Mas, e embora algo remotamente de um ponto de vista geográfico, sou, como um italiano, também europeu. Portugal terá uma história, como a Itália, a França ou a Suécia têm as suas. Acontece que cada história de um país é parte da história da Europa e a história da Europa marca, para o bem e para o mal, a história de cada país. Um continente mas que, como diria George Steiner em A Ideia de Europa, tem o tamanho de um país. Pouco mais que os Estados Unidos, China, Brasil ou Austrália. Alguém já pensou no Peru como país de grande dimensão? Façam as contas, a sua área corresponde à área toda junta da França, Alemanha, Dinamarca, Bélgica, Holanda, Luxemburgo, Suíça, Áustria, Eslováquia e Hungria, quase toda a Europa Central.
O que significa, pois, um português entre Trieste e Veneza? Significa que vai ali e já volta, como o homem que sai de casa para comprar fósforos, só que neste caso volta mesmo. Podemos ser diferentes, mas não mais do que um americano de Nova Iorque e da Lousiana, ou da Califórnia e do Oklahoma. Somos todos filhos de Atenas e Jerusalém, e apesar das diferenças religiosas encontramos as mesmas catedrais por todo o lado. O Deus é o mesmo e em nome do qual estiveram todos em Lepanto, incluindo Cervantes, o pai de uma obra-prima, não da literatura espanhola, mas europeia.
Observo, pois, este homem e penso que a sua bagagem é bem diferente da minha.

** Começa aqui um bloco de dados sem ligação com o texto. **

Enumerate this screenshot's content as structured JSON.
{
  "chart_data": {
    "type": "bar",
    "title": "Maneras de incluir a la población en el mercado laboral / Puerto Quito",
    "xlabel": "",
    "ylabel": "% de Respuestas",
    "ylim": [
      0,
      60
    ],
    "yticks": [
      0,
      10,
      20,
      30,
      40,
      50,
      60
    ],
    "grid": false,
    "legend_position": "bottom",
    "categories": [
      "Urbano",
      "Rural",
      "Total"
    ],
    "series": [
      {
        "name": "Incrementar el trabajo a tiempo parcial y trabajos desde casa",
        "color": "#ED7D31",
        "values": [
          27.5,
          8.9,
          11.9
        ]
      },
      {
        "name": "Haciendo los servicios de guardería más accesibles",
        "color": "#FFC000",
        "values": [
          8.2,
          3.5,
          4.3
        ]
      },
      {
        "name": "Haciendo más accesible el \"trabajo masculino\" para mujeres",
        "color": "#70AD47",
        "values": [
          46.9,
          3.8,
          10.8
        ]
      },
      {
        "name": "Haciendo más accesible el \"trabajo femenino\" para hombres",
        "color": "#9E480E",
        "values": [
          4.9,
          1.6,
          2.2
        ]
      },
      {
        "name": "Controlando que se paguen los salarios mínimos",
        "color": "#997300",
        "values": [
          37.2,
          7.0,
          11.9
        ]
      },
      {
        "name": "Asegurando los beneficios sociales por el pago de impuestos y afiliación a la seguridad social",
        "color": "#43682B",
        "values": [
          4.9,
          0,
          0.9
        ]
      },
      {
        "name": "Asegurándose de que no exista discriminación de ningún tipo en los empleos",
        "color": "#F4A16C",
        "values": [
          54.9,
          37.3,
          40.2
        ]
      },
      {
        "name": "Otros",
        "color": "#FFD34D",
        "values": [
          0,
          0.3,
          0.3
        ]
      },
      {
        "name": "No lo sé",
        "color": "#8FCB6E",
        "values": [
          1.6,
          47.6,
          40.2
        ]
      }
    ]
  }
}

Ambas pesadas, mas com pesos diferentes. Eu, levado pelo peso da cultura, prazer, deambulação, evasão, ele, pelo peso da falta de trabalho, comida ou segurança num continente que pouco sabe de democracia, ética republicana e estado social.

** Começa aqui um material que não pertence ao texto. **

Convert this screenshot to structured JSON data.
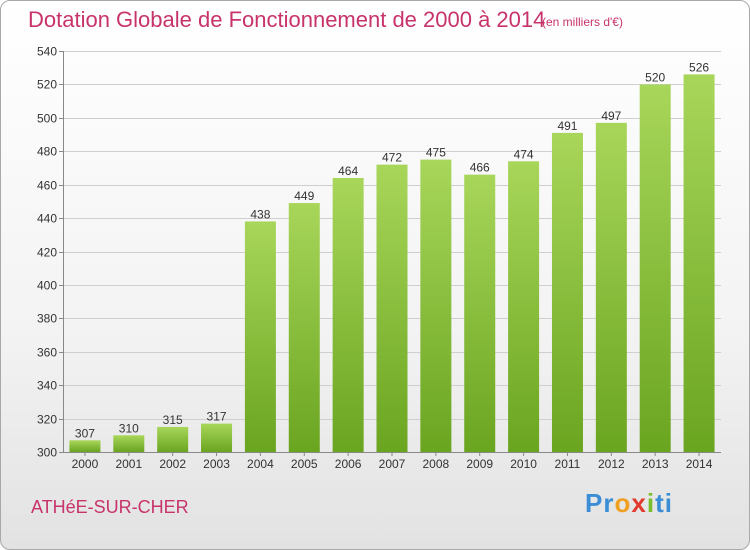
{
  "chart_data": {
    "type": "bar",
    "title": "Dotation Globale de Fonctionnement de 2000 à 2014",
    "subtitle": "(en milliers d'€)",
    "categories": [
      "2000",
      "2001",
      "2002",
      "2003",
      "2004",
      "2005",
      "2006",
      "2007",
      "2008",
      "2009",
      "2010",
      "2011",
      "2012",
      "2013",
      "2014"
    ],
    "values": [
      307,
      310,
      315,
      317,
      438,
      449,
      464,
      472,
      475,
      466,
      474,
      491,
      497,
      520,
      526
    ],
    "ylim": [
      300,
      540
    ],
    "yticks": [
      300,
      320,
      340,
      360,
      380,
      400,
      420,
      440,
      460,
      480,
      500,
      520,
      540
    ],
    "grid": true,
    "colors": {
      "bar_top": "#a8d65a",
      "bar_bottom": "#6aa520",
      "grid": "#cfcfcf",
      "title": "#c8336b"
    }
  },
  "commune": "ATHéE-SUR-CHER",
  "logo": {
    "parts": [
      {
        "text": "Pr",
        "color": "#3b8ed6"
      },
      {
        "text": "o",
        "color": "#f0a020"
      },
      {
        "text": "x",
        "color": "#e23b2e"
      },
      {
        "text": "i",
        "color": "#7abf2a"
      },
      {
        "text": "ti",
        "color": "#3b8ed6"
      }
    ]
  }
}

E mais: naquele comboio, como já antes em Trieste e depois em Veneza, quem ali vai é um branco e um negro. Eu entro numa estação, numa loja, num café, num hotel ou num museu e o que vêem é um branco a entrar. Logo percebem não ser italiano, mas já antes tinham percebido que é europeu. Com ele não, e isso faz toda a diferença. Quando, naquele comboio, ele olhava à sua volta, não via, não podia ver, o mesmo que eu. Os seus olhos não são os meus, pois também sabe que os outros olhos não o vêem como me vêem a mim. Sei lá mesmo se ao olhar para mim a olhá-lo não pensava estar a ser olhado como tantos outros olham para ele, um olhar que eu próprio, com natural e desejável repugnância, também já vi.
Não fosse eu tímido e reservado, e ter-me-ia sentado ao pé dele para meter conversa, deixando a minha literatura para o comboio seguinte. Para também lhe dizer que se o seu continente, durante tantos séculos apenas negro, passou também depois a ser branco, também o meu, tantos séculos apenas branco, só poderá congratular-se por dar a mão a quem chega para unir o seu destino ao dele.